Portland2010 Closing-ish Weekend
Portland2010 Biennial wraps this weekend with performances, a curator talk, and gallery hours in spaces across the city. At least one show continues after the weekend: Heidi Schwegler at Alicia Blue Gallery, a new gallery on Alberta.
After Tahni Holt’s Culture Machine at 6 PM at Disjecta (8371 N Interstate), Oregon Painting Society performs "WitchAngel" with Woolly Mammoth Comes to Dinner from 9-9:30 PM with a performance in OPS’ installation "HexenHouse" at the Templeton Building (230 E Burnside). Oregon Painting Society have been invited to be a part of No Soul for Sale: A Festival of Independents at the TATE MODERN next month and so will be selling the printed boxes from their installation (and t-shirts too) at the show to raise funds for the trip. Tomorrow, there’s a curator’s talk by Cris Moss at 3 PM at Disjecta, and another performance of Culture Machine.
ARE YOU READY?
There are two things you should not let slip away from you before the end of the weekend. By hook or crook you should see the work by numerous artists at the Templeton Building and the Springfield-based Ditch Projects’ "Are You Ready for the Country?" at Rocksbox (6540 N Interstate). Ditch Projects is a play on the soon-to-be-late Deitch Projects. Like Deitch, Ditch does exhibitions, environments, and eyelash-searing performances.

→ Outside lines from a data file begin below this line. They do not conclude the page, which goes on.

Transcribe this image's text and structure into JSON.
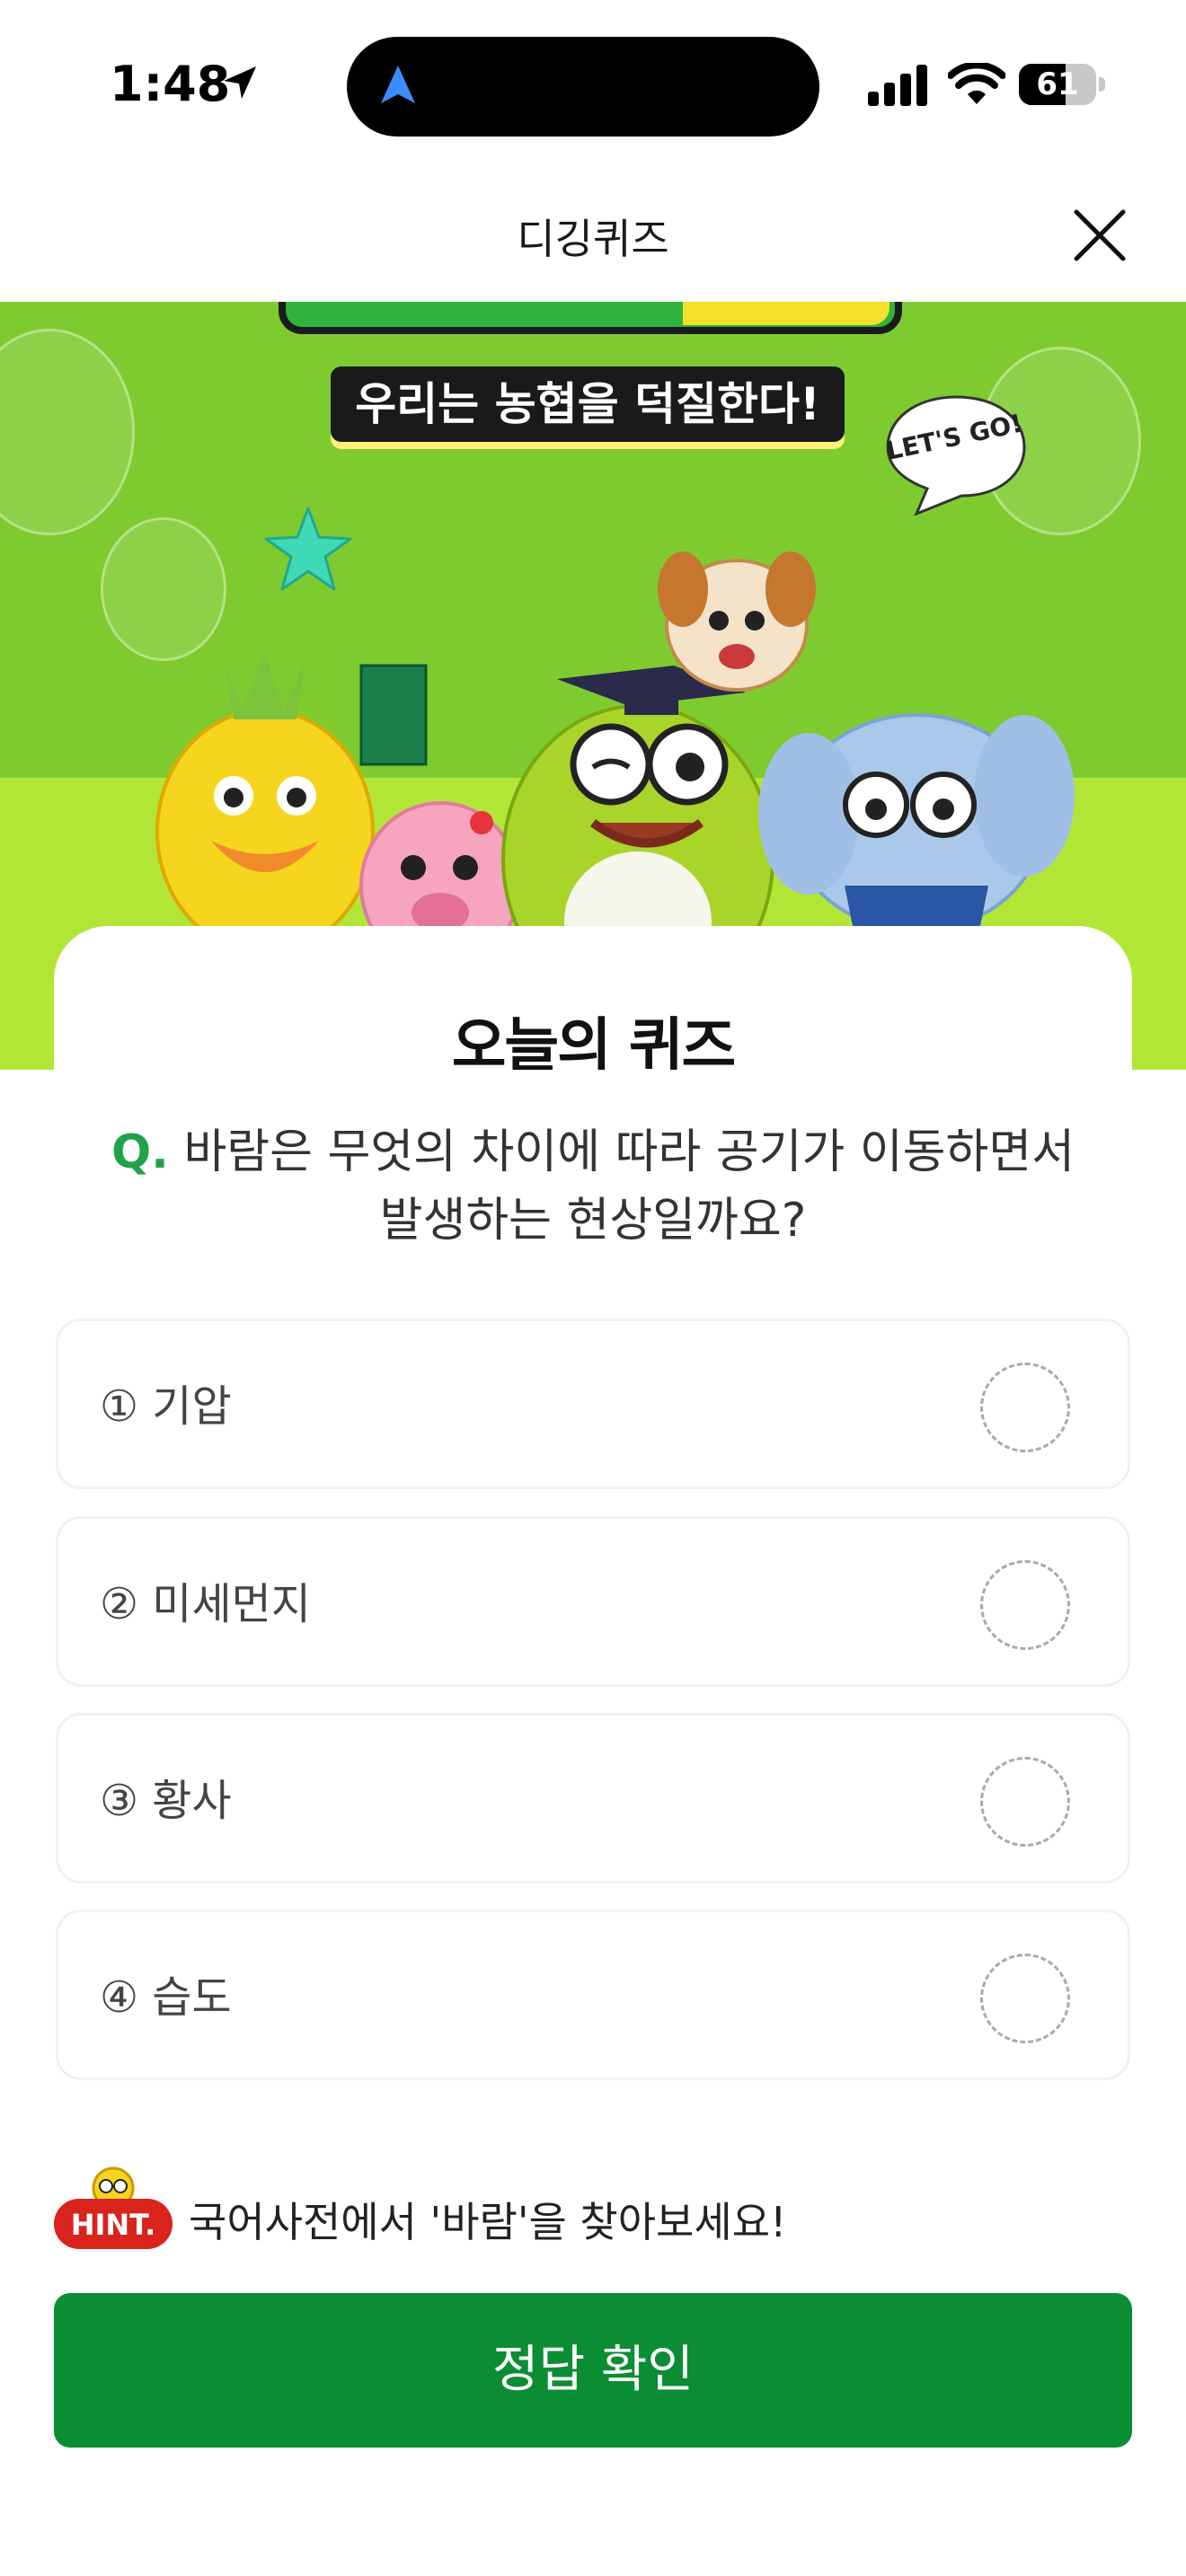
{
  "status_bar": {
    "time": "1:48",
    "battery": "61",
    "battery_level": 0.61
  },
  "header": {
    "title": "디깅퀴즈",
    "close_icon": "close-icon"
  },
  "banner": {
    "slogan": "우리는 농협을 덕질한다!",
    "speech_bubble": "LET'S GO!"
  },
  "quiz": {
    "section_title": "오늘의 퀴즈",
    "question_prefix": "Q.",
    "question": "바람은 무엇의 차이에 따라 공기가 이동하면서 발생하는 현상일까요?",
    "options": [
      {
        "label": "① 기압"
      },
      {
        "label": "② 미세먼지"
      },
      {
        "label": "③ 황사"
      },
      {
        "label": "④ 습도"
      }
    ],
    "hint_badge": "HINT.",
    "hint": "국어사전에서 '바람'을 찾아보세요!",
    "submit_label": "정답 확인"
  },
  "colors": {
    "accent_green": "#0b8d34",
    "question_mark": "#1fa24a",
    "banner_green": "#7ecb2f",
    "hint_red": "#d9231d"
  }
}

Here, the Ditch crew—Julie Berkbuegler-Poremba, Mike Bray, Jared Davis-Haug, Damon Harris, Tim Meyer, Donald Morgan, Dave Siebert, Robert Smith, and Jesse Sugarman—address, obliquely, a Portland-Springfield relationship…or not…celebrating "the urban center’s…submission to the rural margin," displaying, "the trappings of this neo-rurality, creating a buck hunter’s trophy wall of crude plaza monuments and high-tech folk art" I love that last description almost as much as the show itself. Sculptures of crystal chunks suspended from hot pink cord and bent black acrylic sheets in the mylared interiors of white boxes are about sensationalizing the natural, in the form of the crystal, in a most unnatural way (the white boxes not unlike white box gallery spaces, I read it as comment on romanticized, nature-inspired art in the gallery). The black light suspended in a lean-to of tinted car windows is possibly the best element of the show, making Larry Bell-like minimalism of the discarded. Best is a video of a tree-shaped car air freshener hanging from a rearview mirror…in flames as the Eagles play on the radio.
TEMPLETON
Meanwhile at the Templeton Building, that beautiful, abandoned building that opens onto the east side of the Burnside Bridge, David Eckard’s sculptures eerily promise old fashioned performance of the puppet show or oratory variety while John Brodie’s "Westworld," populates a landscape of oversized collages with a crowd of heads, taking off from the 1973 movie by the same name (Yul Brynner!). The real story, though, is installation, with Oregon Painting Society’s sprawling "Hexenhouse," a small house alive with sound (some generated in response to viewer movement) set in a landscaped garden where pathways lead through tiles of flower petals and sand. Both Damien Gilley and Jenene Nagy move their practices forward in big leaps. In the dank basement, Jenene Nagy’s "Destroyer" is jagged hot pink planes plunging through rents in the walls lit by a tangle of florescent tubes, a far more violent take on the kind of work Nagy is known for. And Damien Gilley takes his black tape wall drawings that typically comment on the architectural features of the space into three dimensions, building a frame of a structure that is then represented on the walls in a distant, abstract landscape leaving us looking both at the walls and through them.